What Is a Credit Score and Why Does 750 Plus Matter?

A credit score, called the CIBIL score in India, is a 3-digit number ranging from 300 to 900 that represents your creditworthiness. Scores above 750 are considered excellent, and lenders offer their best rates to borrowers in this range. The difference between a 650 and 780 CIBIL score on a Rs 50 lakh home loan can mean paying 0.5 to 1 percent higher interest, which translates to Rs 5 to 10 lakh extra over 20 years.

The 5 Factors That Determine Your Credit Score

Payment history accounts for about 35 percent of your score — always pay on time. Credit utilization — how much of your credit limit you use — is about 30 percent, so keep it below 30 percent. Length of credit history is 15 percent. Credit mix of loans and credit cards is 10 percent. New credit inquiries make up the remaining 10 percent.

Step 1: Get Your Free Credit Report and Check for Errors

You are entitled to one free CIBIL report per year. Get it at CIBIL.com and check it carefully. Errors — wrong personal details, accounts that are not yours, loans shown as active when closed — are more common than you think and can be damaging. Dispute any errors immediately through CIBIL’s online portal. Corrections typically take 30 to 45 days.

Step 2: Never Miss a Payment

A single late payment can drop your score by 50 to 100 points and stays on your record for 7 years. Set up auto-payment for at least the minimum due on all credit cards and EMI auto-debit for all loans. Even if your bank account runs low, prioritize these payments above everything else. Missing an EMI is one of the most expensive financial mistakes you can make.

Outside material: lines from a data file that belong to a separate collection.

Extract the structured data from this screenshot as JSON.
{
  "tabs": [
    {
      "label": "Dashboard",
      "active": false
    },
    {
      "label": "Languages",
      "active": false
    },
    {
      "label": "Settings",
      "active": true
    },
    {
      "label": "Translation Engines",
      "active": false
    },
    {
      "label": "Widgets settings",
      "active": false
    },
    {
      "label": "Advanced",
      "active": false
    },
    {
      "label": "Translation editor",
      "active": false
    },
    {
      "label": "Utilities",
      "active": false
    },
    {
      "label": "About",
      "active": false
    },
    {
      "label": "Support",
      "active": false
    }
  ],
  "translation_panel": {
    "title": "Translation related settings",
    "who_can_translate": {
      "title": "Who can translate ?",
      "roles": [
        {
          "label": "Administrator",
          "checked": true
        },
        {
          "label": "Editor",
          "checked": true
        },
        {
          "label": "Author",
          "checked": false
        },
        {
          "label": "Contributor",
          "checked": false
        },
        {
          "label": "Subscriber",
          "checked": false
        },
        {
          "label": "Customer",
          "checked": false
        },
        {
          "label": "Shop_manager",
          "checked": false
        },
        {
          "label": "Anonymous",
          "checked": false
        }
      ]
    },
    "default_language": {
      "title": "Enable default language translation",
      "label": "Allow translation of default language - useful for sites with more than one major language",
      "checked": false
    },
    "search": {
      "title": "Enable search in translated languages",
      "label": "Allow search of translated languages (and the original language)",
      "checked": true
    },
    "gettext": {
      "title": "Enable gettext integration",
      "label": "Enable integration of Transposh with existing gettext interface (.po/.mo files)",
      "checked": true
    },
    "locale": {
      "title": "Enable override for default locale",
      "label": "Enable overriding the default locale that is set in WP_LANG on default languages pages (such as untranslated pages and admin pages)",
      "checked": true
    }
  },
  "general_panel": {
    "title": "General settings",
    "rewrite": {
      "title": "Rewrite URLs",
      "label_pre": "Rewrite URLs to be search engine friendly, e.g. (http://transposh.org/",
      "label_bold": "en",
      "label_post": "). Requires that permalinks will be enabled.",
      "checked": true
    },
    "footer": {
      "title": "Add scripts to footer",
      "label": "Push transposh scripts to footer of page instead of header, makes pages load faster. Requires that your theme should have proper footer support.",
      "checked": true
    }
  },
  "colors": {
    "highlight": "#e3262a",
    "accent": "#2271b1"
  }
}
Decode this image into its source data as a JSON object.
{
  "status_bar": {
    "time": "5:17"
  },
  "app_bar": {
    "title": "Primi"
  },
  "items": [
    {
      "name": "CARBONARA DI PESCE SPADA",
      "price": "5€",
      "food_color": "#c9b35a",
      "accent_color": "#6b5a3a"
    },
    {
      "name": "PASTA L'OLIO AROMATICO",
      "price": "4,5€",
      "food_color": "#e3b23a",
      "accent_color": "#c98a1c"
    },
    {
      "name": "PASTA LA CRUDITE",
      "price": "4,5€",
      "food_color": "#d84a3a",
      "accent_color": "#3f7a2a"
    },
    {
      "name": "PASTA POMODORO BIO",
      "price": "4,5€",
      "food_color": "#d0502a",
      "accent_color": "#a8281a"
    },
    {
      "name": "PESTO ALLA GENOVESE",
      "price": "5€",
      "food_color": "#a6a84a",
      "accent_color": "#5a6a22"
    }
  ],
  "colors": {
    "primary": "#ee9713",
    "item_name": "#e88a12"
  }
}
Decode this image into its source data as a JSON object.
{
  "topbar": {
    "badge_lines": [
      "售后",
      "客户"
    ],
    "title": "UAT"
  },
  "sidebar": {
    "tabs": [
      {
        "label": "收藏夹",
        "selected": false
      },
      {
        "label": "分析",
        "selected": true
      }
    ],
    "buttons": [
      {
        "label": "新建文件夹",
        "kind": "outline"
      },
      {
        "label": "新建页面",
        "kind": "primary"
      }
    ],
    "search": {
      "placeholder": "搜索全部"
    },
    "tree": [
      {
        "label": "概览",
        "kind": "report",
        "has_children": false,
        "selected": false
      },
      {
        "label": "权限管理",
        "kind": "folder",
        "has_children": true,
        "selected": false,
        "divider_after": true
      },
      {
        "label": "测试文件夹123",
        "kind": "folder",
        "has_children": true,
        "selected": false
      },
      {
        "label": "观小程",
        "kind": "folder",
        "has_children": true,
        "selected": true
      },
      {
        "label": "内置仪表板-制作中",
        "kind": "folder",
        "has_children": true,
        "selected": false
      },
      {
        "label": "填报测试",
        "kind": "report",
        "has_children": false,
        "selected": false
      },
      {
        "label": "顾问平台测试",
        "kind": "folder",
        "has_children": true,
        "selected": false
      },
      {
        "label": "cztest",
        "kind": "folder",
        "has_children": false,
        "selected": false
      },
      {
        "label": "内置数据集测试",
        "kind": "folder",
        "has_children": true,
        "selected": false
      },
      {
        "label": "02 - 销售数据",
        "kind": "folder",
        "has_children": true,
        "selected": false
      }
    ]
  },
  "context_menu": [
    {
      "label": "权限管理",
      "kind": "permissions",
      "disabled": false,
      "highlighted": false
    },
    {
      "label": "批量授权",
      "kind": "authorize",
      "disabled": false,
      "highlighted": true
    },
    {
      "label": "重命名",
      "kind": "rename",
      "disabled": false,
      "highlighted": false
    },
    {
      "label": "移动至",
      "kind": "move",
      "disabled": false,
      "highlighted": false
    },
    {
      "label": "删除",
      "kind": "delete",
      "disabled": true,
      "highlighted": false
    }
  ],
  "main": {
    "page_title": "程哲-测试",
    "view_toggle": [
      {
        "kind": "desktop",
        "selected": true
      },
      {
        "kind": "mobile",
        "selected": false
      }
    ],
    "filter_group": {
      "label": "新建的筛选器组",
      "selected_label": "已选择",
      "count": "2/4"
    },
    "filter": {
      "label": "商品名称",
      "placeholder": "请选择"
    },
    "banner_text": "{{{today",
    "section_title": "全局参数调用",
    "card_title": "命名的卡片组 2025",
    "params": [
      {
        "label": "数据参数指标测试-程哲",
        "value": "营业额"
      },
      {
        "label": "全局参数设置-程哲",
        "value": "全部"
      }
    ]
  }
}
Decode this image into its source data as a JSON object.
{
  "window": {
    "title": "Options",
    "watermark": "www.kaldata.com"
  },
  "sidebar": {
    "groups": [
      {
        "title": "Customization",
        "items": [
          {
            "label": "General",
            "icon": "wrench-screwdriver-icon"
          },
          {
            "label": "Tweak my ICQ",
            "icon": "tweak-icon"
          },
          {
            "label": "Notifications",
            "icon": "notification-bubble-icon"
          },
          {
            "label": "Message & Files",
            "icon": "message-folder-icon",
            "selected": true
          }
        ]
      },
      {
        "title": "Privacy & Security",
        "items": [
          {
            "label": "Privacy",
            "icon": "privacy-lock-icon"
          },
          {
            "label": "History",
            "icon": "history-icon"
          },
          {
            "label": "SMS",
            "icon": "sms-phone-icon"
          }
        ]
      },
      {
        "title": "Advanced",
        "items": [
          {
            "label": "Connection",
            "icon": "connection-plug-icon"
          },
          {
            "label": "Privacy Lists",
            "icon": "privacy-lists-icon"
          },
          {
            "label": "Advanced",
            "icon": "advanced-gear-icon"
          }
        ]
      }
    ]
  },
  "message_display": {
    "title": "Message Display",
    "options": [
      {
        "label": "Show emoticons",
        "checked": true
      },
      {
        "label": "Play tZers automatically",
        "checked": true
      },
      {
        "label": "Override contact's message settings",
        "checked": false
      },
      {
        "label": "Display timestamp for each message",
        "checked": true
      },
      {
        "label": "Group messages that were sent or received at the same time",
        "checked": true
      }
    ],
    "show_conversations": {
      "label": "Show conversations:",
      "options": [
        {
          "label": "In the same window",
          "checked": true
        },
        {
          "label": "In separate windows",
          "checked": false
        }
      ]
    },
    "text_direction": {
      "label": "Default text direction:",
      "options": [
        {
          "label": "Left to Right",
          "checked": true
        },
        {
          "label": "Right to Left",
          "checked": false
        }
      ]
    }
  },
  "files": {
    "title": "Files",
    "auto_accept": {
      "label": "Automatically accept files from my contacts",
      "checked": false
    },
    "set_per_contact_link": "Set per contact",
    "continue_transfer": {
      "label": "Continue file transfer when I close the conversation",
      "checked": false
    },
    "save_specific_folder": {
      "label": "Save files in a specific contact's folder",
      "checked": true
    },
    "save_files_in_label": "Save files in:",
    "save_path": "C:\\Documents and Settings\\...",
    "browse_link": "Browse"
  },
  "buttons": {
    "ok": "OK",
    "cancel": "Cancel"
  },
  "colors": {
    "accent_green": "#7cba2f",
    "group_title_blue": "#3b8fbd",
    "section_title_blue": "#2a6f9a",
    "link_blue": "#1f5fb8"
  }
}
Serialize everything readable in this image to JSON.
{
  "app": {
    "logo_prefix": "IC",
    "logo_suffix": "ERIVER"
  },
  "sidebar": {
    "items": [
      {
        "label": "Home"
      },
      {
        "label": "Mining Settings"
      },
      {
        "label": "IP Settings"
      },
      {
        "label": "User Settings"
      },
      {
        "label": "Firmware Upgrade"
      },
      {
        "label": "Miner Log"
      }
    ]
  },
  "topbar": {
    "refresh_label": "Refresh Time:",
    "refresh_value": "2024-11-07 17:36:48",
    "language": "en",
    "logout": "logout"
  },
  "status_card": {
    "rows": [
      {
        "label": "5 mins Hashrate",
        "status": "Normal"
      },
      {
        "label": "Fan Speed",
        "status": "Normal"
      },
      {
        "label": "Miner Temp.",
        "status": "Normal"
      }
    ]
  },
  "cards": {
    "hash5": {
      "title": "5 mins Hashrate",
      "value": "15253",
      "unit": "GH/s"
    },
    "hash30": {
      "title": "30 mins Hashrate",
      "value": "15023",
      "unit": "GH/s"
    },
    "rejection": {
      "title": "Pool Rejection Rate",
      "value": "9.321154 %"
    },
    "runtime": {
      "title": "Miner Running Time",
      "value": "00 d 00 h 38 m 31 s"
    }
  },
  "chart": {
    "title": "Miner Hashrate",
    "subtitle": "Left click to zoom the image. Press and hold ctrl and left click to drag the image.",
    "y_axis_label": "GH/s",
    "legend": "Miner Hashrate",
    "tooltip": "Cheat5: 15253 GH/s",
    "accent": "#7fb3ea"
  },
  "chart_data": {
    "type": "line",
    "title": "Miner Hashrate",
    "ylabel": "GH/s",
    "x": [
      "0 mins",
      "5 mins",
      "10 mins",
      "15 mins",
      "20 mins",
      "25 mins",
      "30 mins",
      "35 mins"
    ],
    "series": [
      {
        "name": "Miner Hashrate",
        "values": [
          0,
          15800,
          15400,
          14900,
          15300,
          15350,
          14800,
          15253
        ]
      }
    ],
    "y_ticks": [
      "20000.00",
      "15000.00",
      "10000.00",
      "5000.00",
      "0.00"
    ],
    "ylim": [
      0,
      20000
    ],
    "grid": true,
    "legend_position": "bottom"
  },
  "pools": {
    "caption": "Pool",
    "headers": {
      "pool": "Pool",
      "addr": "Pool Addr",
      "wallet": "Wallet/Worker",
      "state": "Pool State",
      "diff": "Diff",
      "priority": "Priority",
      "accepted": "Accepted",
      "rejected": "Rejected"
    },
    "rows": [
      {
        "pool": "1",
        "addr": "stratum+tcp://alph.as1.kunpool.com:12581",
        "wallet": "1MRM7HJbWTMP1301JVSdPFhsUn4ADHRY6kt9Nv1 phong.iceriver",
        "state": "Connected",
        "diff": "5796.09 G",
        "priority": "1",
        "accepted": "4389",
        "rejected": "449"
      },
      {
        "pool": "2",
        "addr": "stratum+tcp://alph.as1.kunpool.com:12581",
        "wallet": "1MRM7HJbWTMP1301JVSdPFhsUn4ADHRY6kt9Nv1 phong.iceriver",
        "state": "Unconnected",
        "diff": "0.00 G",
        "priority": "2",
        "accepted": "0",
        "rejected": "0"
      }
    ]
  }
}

Step 3: Manage Your Credit Utilization Wisely

If your total credit card limit is Rs 1,00,000, keeping your monthly spending below Rs 30,000 across all cards maintains healthy utilization. If you regularly spend more, either request a credit limit increase without increasing spending or get an additional card to spread the utilization. High utilization signals financial stress to lenders, even if you pay in full every month.

Step 4: Build Credit History Early

If you are early in your career with no credit history, start with a secured credit card against a fixed deposit. Use it for small purchases and pay the full amount every month. Do not cancel old credit cards — their age contributes positively to your score. An account that is 8 years old is an asset, even if you rarely use it.

Step 5: Be Strategic About Loan Applications

Every time a lender does a hard inquiry on your credit report, your score drops slightly. If you are planning to apply for a home loan or car loan in the next 6 months, avoid applying for new credit cards, personal loans, or any other credit product. Multiple inquiries in a short period make you look credit-hungry to lenders.

Building a 750 plus credit score is not complicated, but it requires consistency over time. Pay on time, keep utilization low, maintain old accounts, and check your report annually. Do this for 2 to 3 years and your credit score will save you lakhs of rupees in interest over your lifetime.